Queste idee sono ulteriormente approfondite nelle opere della serie Hub, dove gli spazi di transito, che collegano le stanze, come vestiboli e corridoi, parlano metaforicamente del movimento tra le culture e del confine sempre più sfocato tra pubblico e privato, oltre che riflettere sul passaggio della vita stessa dell’artista. “Vedo la vita come un passaggio, senza inizio o meta fissa”, dice Suh. “Abbiamo la tendenza a concentrarci sulla destinazione per tutto il tempo e dimenticare gli spazi in mezzo. Ma senza questi spazi banali, cui nessuno realmente presta attenzione, senza queste zone grigie, non si può andare dal punto A al punto B”. Il trasloco dell’artista a Londra fornisce una pietra di paragone tematica ed emozionale per la mostra, la sua prima da Victoria Miro. Hub, London Apartment, 2015, una rappresentazione parziale della casa londinese di Suh, è affiancata da altri Hub per creare una dettagliata configurazione attraversabile di nove strutture che occupano i 25 m di lunghezza della Gallery II, Wharf Road. Spostarsi attraverso questi luoghi delicati e precisi, che sembrano senza peso, permette di sperimentare un registro emotivo distinto, un senso di continuo mutamento, attraversando diversi stati d’animo.

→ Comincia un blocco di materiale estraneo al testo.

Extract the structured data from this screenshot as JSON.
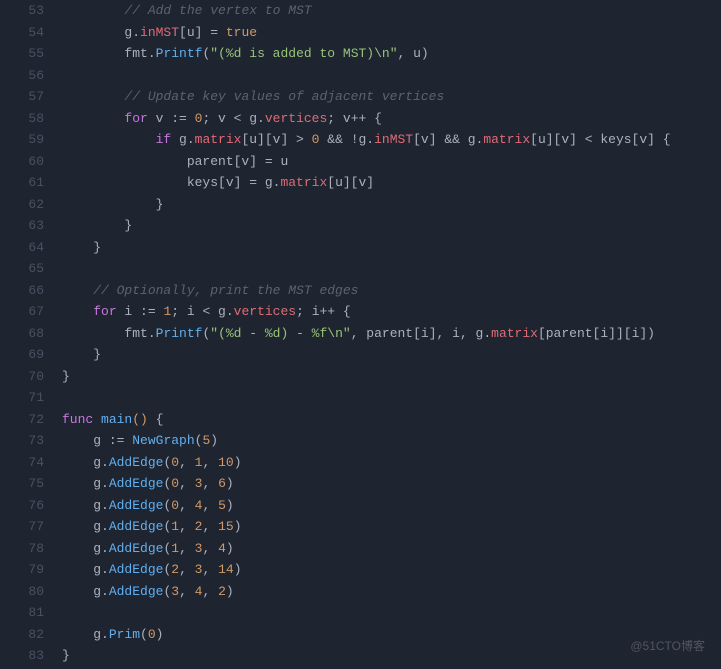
{
  "watermark": "@51CTO博客",
  "lines": [
    {
      "num": "53",
      "indent": "        ",
      "tokens": [
        {
          "t": "comment",
          "v": "// Add the vertex to MST"
        }
      ]
    },
    {
      "num": "54",
      "indent": "        ",
      "tokens": [
        {
          "t": "plain",
          "v": "g."
        },
        {
          "t": "ident",
          "v": "inMST"
        },
        {
          "t": "plain",
          "v": "[u] = "
        },
        {
          "t": "boolean",
          "v": "true"
        }
      ]
    },
    {
      "num": "55",
      "indent": "        ",
      "tokens": [
        {
          "t": "plain",
          "v": "fmt."
        },
        {
          "t": "func",
          "v": "Printf"
        },
        {
          "t": "plain",
          "v": "("
        },
        {
          "t": "string",
          "v": "\"(%d is added to MST)\\n\""
        },
        {
          "t": "plain",
          "v": ", u)"
        }
      ]
    },
    {
      "num": "56",
      "indent": "",
      "tokens": []
    },
    {
      "num": "57",
      "indent": "        ",
      "tokens": [
        {
          "t": "comment",
          "v": "// Update key values of adjacent vertices"
        }
      ]
    },
    {
      "num": "58",
      "indent": "        ",
      "tokens": [
        {
          "t": "keyword",
          "v": "for"
        },
        {
          "t": "plain",
          "v": " v := "
        },
        {
          "t": "number",
          "v": "0"
        },
        {
          "t": "plain",
          "v": "; v < g."
        },
        {
          "t": "ident",
          "v": "vertices"
        },
        {
          "t": "plain",
          "v": "; v++ {"
        }
      ]
    },
    {
      "num": "59",
      "indent": "            ",
      "tokens": [
        {
          "t": "keyword",
          "v": "if"
        },
        {
          "t": "plain",
          "v": " g."
        },
        {
          "t": "ident",
          "v": "matrix"
        },
        {
          "t": "plain",
          "v": "[u][v] > "
        },
        {
          "t": "number",
          "v": "0"
        },
        {
          "t": "plain",
          "v": " && !g."
        },
        {
          "t": "ident",
          "v": "inMST"
        },
        {
          "t": "plain",
          "v": "[v] && g."
        },
        {
          "t": "ident",
          "v": "matrix"
        },
        {
          "t": "plain",
          "v": "[u][v] < keys[v] {"
        }
      ]
    },
    {
      "num": "60",
      "indent": "                ",
      "tokens": [
        {
          "t": "plain",
          "v": "parent[v] = u"
        }
      ]
    },
    {
      "num": "61",
      "indent": "                ",
      "tokens": [
        {
          "t": "plain",
          "v": "keys[v] = g."
        },
        {
          "t": "ident",
          "v": "matrix"
        },
        {
          "t": "plain",
          "v": "[u][v]"
        }
      ]
    },
    {
      "num": "62",
      "indent": "            ",
      "tokens": [
        {
          "t": "plain",
          "v": "}"
        }
      ]
    },
    {
      "num": "63",
      "indent": "        ",
      "tokens": [
        {
          "t": "plain",
          "v": "}"
        }
      ]
    },
    {
      "num": "64",
      "indent": "    ",
      "tokens": [
        {
          "t": "plain",
          "v": "}"
        }
      ]
    },
    {
      "num": "65",
      "indent": "",
      "tokens": []
    },
    {
      "num": "66",
      "indent": "    ",
      "tokens": [
        {
          "t": "comment",
          "v": "// Optionally, print the MST edges"
        }
      ]
    },
    {
      "num": "67",
      "indent": "    ",
      "tokens": [
        {
          "t": "keyword",
          "v": "for"
        },
        {
          "t": "plain",
          "v": " i := "
        },
        {
          "t": "number",
          "v": "1"
        },
        {
          "t": "plain",
          "v": "; i < g."
        },
        {
          "t": "ident",
          "v": "vertices"
        },
        {
          "t": "plain",
          "v": "; i++ {"
        }
      ]
    },
    {
      "num": "68",
      "indent": "        ",
      "tokens": [
        {
          "t": "plain",
          "v": "fmt."
        },
        {
          "t": "func",
          "v": "Printf"
        },
        {
          "t": "plain",
          "v": "("
        },
        {
          "t": "string",
          "v": "\"(%d - %d) - %f\\n\""
        },
        {
          "t": "plain",
          "v": ", parent[i], i, g."
        },
        {
          "t": "ident",
          "v": "matrix"
        },
        {
          "t": "plain",
          "v": "[parent[i]][i])"
        }
      ]
    },
    {
      "num": "69",
      "indent": "    ",
      "tokens": [
        {
          "t": "plain",
          "v": "}"
        }
      ]
    },
    {
      "num": "70",
      "indent": "",
      "tokens": [
        {
          "t": "plain",
          "v": "}"
        }
      ]
    },
    {
      "num": "71",
      "indent": "",
      "tokens": []
    },
    {
      "num": "72",
      "indent": "",
      "tokens": [
        {
          "t": "keyword",
          "v": "func"
        },
        {
          "t": "plain",
          "v": " "
        },
        {
          "t": "func",
          "v": "main"
        },
        {
          "t": "paren",
          "v": "()"
        },
        {
          "t": "plain",
          "v": " {"
        }
      ]
    },
    {
      "num": "73",
      "indent": "    ",
      "tokens": [
        {
          "t": "plain",
          "v": "g := "
        },
        {
          "t": "func",
          "v": "NewGraph"
        },
        {
          "t": "plain",
          "v": "("
        },
        {
          "t": "number",
          "v": "5"
        },
        {
          "t": "plain",
          "v": ")"
        }
      ]
    },
    {
      "num": "74",
      "indent": "    ",
      "tokens": [
        {
          "t": "plain",
          "v": "g."
        },
        {
          "t": "func",
          "v": "AddEdge"
        },
        {
          "t": "plain",
          "v": "("
        },
        {
          "t": "number",
          "v": "0"
        },
        {
          "t": "plain",
          "v": ", "
        },
        {
          "t": "number",
          "v": "1"
        },
        {
          "t": "plain",
          "v": ", "
        },
        {
          "t": "number",
          "v": "10"
        },
        {
          "t": "plain",
          "v": ")"
        }
      ]
    },
    {
      "num": "75",
      "indent": "    ",
      "tokens": [
        {
          "t": "plain",
          "v": "g."
        },
        {
          "t": "func",
          "v": "AddEdge"
        },
        {
          "t": "plain",
          "v": "("
        },
        {
          "t": "number",
          "v": "0"
        },
        {
          "t": "plain",
          "v": ", "
        },
        {
          "t": "number",
          "v": "3"
        },
        {
          "t": "plain",
          "v": ", "
        },
        {
          "t": "number",
          "v": "6"
        },
        {
          "t": "plain",
          "v": ")"
        }
      ]
    },
    {
      "num": "76",
      "indent": "    ",
      "tokens": [
        {
          "t": "plain",
          "v": "g."
        },
        {
          "t": "func",
          "v": "AddEdge"
        },
        {
          "t": "plain",
          "v": "("
        },
        {
          "t": "number",
          "v": "0"
        },
        {
          "t": "plain",
          "v": ", "
        },
        {
          "t": "number",
          "v": "4"
        },
        {
          "t": "plain",
          "v": ", "
        },
        {
          "t": "number",
          "v": "5"
        },
        {
          "t": "plain",
          "v": ")"
        }
      ]
    },
    {
      "num": "77",
      "indent": "    ",
      "tokens": [
        {
          "t": "plain",
          "v": "g."
        },
        {
          "t": "func",
          "v": "AddEdge"
        },
        {
          "t": "plain",
          "v": "("
        },
        {
          "t": "number",
          "v": "1"
        },
        {
          "t": "plain",
          "v": ", "
        },
        {
          "t": "number",
          "v": "2"
        },
        {
          "t": "plain",
          "v": ", "
        },
        {
          "t": "number",
          "v": "15"
        },
        {
          "t": "plain",
          "v": ")"
        }
      ]
    },
    {
      "num": "78",
      "indent": "    ",
      "tokens": [
        {
          "t": "plain",
          "v": "g."
        },
        {
          "t": "func",
          "v": "AddEdge"
        },
        {
          "t": "plain",
          "v": "("
        },
        {
          "t": "number",
          "v": "1"
        },
        {
          "t": "plain",
          "v": ", "
        },
        {
          "t": "number",
          "v": "3"
        },
        {
          "t": "plain",
          "v": ", "
        },
        {
          "t": "number",
          "v": "4"
        },
        {
          "t": "plain",
          "v": ")"
        }
      ]
    },
    {
      "num": "79",
      "indent": "    ",
      "tokens": [
        {
          "t": "plain",
          "v": "g."
        },
        {
          "t": "func",
          "v": "AddEdge"
        },
        {
          "t": "plain",
          "v": "("
        },
        {
          "t": "number",
          "v": "2"
        },
        {
          "t": "plain",
          "v": ", "
        },
        {
          "t": "number",
          "v": "3"
        },
        {
          "t": "plain",
          "v": ", "
        },
        {
          "t": "number",
          "v": "14"
        },
        {
          "t": "plain",
          "v": ")"
        }
      ]
    },
    {
      "num": "80",
      "indent": "    ",
      "tokens": [
        {
          "t": "plain",
          "v": "g."
        },
        {
          "t": "func",
          "v": "AddEdge"
        },
        {
          "t": "plain",
          "v": "("
        },
        {
          "t": "number",
          "v": "3"
        },
        {
          "t": "plain",
          "v": ", "
        },
        {
          "t": "number",
          "v": "4"
        },
        {
          "t": "plain",
          "v": ", "
        },
        {
          "t": "number",
          "v": "2"
        },
        {
          "t": "plain",
          "v": ")"
        }
      ]
    },
    {
      "num": "81",
      "indent": "",
      "tokens": []
    },
    {
      "num": "82",
      "indent": "    ",
      "tokens": [
        {
          "t": "plain",
          "v": "g."
        },
        {
          "t": "func",
          "v": "Prim"
        },
        {
          "t": "plain",
          "v": "("
        },
        {
          "t": "number",
          "v": "0"
        },
        {
          "t": "plain",
          "v": ")"
        }
      ]
    },
    {
      "num": "83",
      "indent": "",
      "tokens": [
        {
          "t": "plain",
          "v": "}"
        }
      ]
    }
  ]
}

Il tema viene esplorato ulteriormente nelle animazioni, in cui le immagini fotografiche di spazi interni provenienti da varie località sono cucite insieme in digitale. Simile all’esperienza di camminare attraverso le strutture di tessuto di Suh, Passage/s, 2015, rappresenta un viaggio attraverso un corridoio apparentemente senza fine. In The Pram Project, 2015, l’artista, accompagnato dalle figlie, esplora le strade della Corea del Sud e attorno alla sua casa di Londra. Il trasferimento di Suh a Londra circa cinque anni fa, ha coinciso con la nascita della sua prima figlia. Collegando tre videocamere GoPro al passeggino, il film riesce a catturare un luogo appena scoperto da tre diversi punti di vista, mentre i rumori della strada e le conversazioni tra padre e figlie, in inglese e coreano, segnalare l’attraversamento di confini culturali e geografici. Il lavoro di Suh deriva sempre dalla misurazione dello spazio e dei processi, razionale e istintivo, che gli consentono di collegarsi con l’ambiente circostante. Recentemente, Suh ha portato a termine una grande opera, Rubbing/Loving Project, realizzato nel corso degli ultimi tre anni nel suo primo appartamento newyorkese del 1997. Creato rivestendo di carta ogni superficie degli interni e colorando la superficie con matite e pastelli, l’opera racconta i ricordi associati al luogo.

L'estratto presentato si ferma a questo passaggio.